While I've always been physically active it was just a few months ago that I decided to really begin rigorous workouts. 2-3 times a week I swim a 1/2 mile (or ride 20 minutes) followed by a one hour workout routine developed for me by a trainer. At the end I'm gasping for air but feel great. Along with a modestly better diet I've lost 5-10 pounds and converted some fat to muscle. I need to keep this up....forever!

It also helps to be in love! I've been married 38 years to a woman who looks more like 50 then almost 65. She still loves to fool around even though she's a grandmother. She is the smartest and most loving person I've ever known....though my own mother comes close.

So how do I reconcile the reality of my aging body with the memory of my younger self? I don't! I compare myself to people my own age...or ten years younger! Despite some aches and pains I feel pretty darn good!
Anonymous
Anonymous wrote:Enough with the melodrama.

I do my best to stay in shape despite some chronic health issues. I work in n filling my life with the right people.

Getting old is not for the meek, but it beats the alternative.


+1
Anonymous
Amazin wrote:My parents both lived into their 90's and were very physically active until their mid-80's at which point dementia began and really slowed them down. I think the key is to be both physically and mentally active and hang out with people with the same attitude. There are a ton of people my age (65) who are really old physically and attitudinally. I feel sorry for them.

While I've always been physically active it was just a few months ago that I decided to really begin rigorous workouts. 2-3 times a week I swim a 1/2 mile (or ride 20 minutes) followed by a one hour workout routine developed for me by a trainer. At the end I'm gasping for air but feel great. Along with a modestly better diet I've lost 5-10 pounds and converted some fat to muscle. I need to keep this up....forever!

It also helps to be in love! I've been married 38 years to a woman who looks more like 50 then almost 65. She still loves to fool around even though she's a grandmother. She is the smartest and most loving person I've ever known....though my own mother comes close.

So how do I reconcile the reality of my aging body with the memory of my younger self? I don't! I compare myself to people my own age...or ten years younger! Despite some aches and pains I feel pretty darn good!


OP here. Love this! Thanks for sharing.
Anonymous
Anonymous wrote:
Anonymous wrote:
Anonymous wrote:I run almost every day, and I've also recently added light weights. I don't see much difference at 37 and I love how toned my legs and butt are from running.

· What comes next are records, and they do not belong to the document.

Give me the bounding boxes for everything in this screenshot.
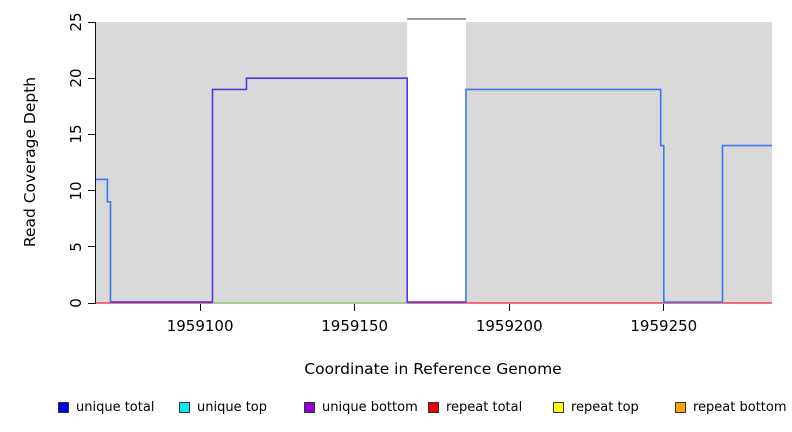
y-tick-label: 0 — [67, 298, 85, 308]
legend-item-unique-bottom: unique bottom — [304, 399, 418, 415]
y-axis-line — [95, 22, 96, 304]
legend-swatch-icon — [675, 401, 686, 413]
legend: unique total unique top unique bottom repea… — [0, 399, 792, 419]
series-2 — [95, 178, 213, 303]
series-3 — [465, 88, 772, 303]
offscale-cap-line — [407, 18, 466, 20]
y-tick-mark — [88, 77, 95, 79]
plot-area — [95, 18, 772, 304]
legend-label: unique top — [197, 399, 268, 415]
legend-label: repeat top — [571, 399, 639, 415]
y-tick-mark — [88, 133, 95, 135]
x-tick-label: 1959200 — [475, 317, 543, 335]
y-tick-label: 25 — [67, 12, 85, 32]
y-tick-label: 15 — [67, 124, 85, 144]
legend-item-unique-top: unique top — [179, 399, 267, 415]
legend-label: repeat bottom — [693, 399, 787, 415]
legend-item-unique-total: unique total — [58, 399, 154, 415]
legend-label: unique bottom — [322, 399, 418, 415]
y-tick-mark — [88, 21, 95, 23]
y-axis-title: Read Coverage Depth — [21, 76, 39, 248]
legend-label: repeat total — [446, 399, 523, 415]
series-4 — [110, 77, 466, 303]
x-tick-label: 1959150 — [321, 317, 389, 335]
legend-swatch-icon — [553, 401, 564, 413]
x-tick-mark — [199, 304, 201, 311]
legend-item-repeat-total: repeat total — [428, 399, 522, 415]
legend-swatch-icon — [58, 401, 69, 413]
legend-item-repeat-top: repeat top — [553, 399, 639, 415]
plot-canvas — [95, 18, 772, 304]
offscale-band — [407, 22, 466, 303]
y-tick-label: 10 — [67, 181, 85, 201]
y-tick-label: 5 — [67, 242, 85, 252]
legend-item-repeat-bottom: repeat bottom — [675, 399, 787, 415]
legend-swatch-icon — [428, 401, 439, 413]
legend-label: unique total — [76, 399, 155, 415]
x-tick-label: 1959100 — [166, 317, 234, 335]
x-tick-mark — [663, 304, 665, 311]
legend-swatch-icon — [304, 401, 315, 413]
y-tick-mark — [88, 190, 95, 192]
y-tick-mark — [88, 302, 95, 304]
y-tick-mark — [88, 246, 95, 248]
y-tick-label: 20 — [67, 68, 85, 88]
x-axis-title: Coordinate in Reference Genome — [304, 360, 562, 378]
legend-swatch-icon — [179, 401, 190, 413]
x-tick-mark — [354, 304, 356, 311]
x-tick-label: 1959250 — [630, 317, 698, 335]
x-tick-mark — [508, 304, 510, 311]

I really suggest you find an exercise routine you enjoy enough to do regularly, and then do it enthusiastically and hard enough that it will actually work your muscles. I know this is an unpopular opinion, but yoga has never been enough/effective for my body type, and it does not give me that glorious "high" I get from a super hard run. My friends whose exercise consists of yoga or similar ARE getting saggier with age, even if they are not overweight. You need hard, regular cardio as you get older to keep off the middle aged spread, but it is very possible to maintain if that is what is important to you.

Also, you don't care about your "age number" when in the throes of a runner's high; you only care about how great you feel. This is a lot better than fretting.

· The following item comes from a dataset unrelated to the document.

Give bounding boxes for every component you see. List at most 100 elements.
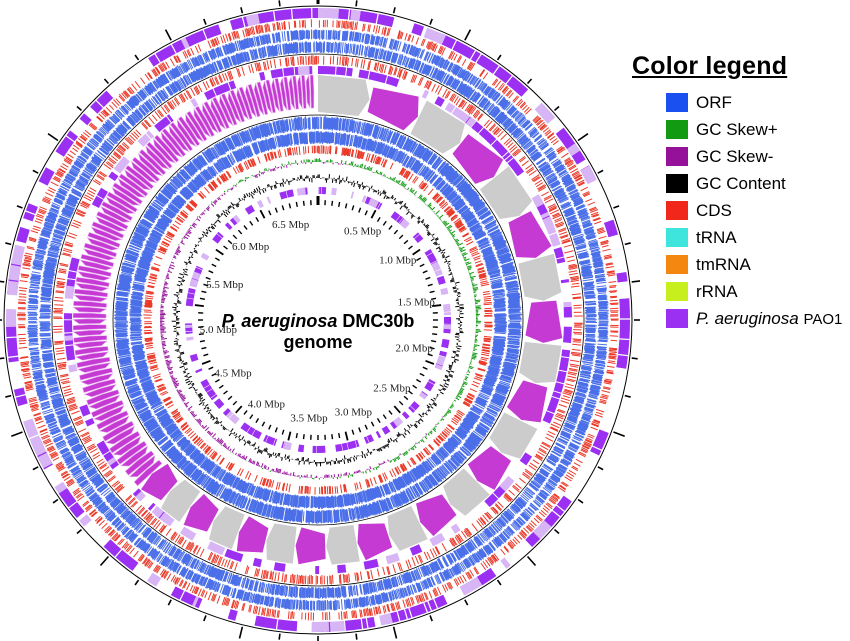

Uh, this is posted in 50 and over, brainiac. They don't want to hear from whippersnappers like us.

37 is not young. Only thing separating 37 and 50 is 13 years... it will go by in a couple of blinks. Aging is relative. You'll be here in no time. Just enjoy every age.



I agree that 37 is not particularly young. I didn't post to gloat about my youthful status (in fact I'm 38, not 37, like pp). But I know I get annoyed when 28 year olds come into threads moaning about their "wrinkles" and "how old" they look, so I would imagine it's equally eye rolling for 30 somethings to barge into a thread for the 50+, smugly opining that hard exercise is all one needs, and that they don't see any difference from when they were younger. Of course they don't! They haven't hit menopause yet.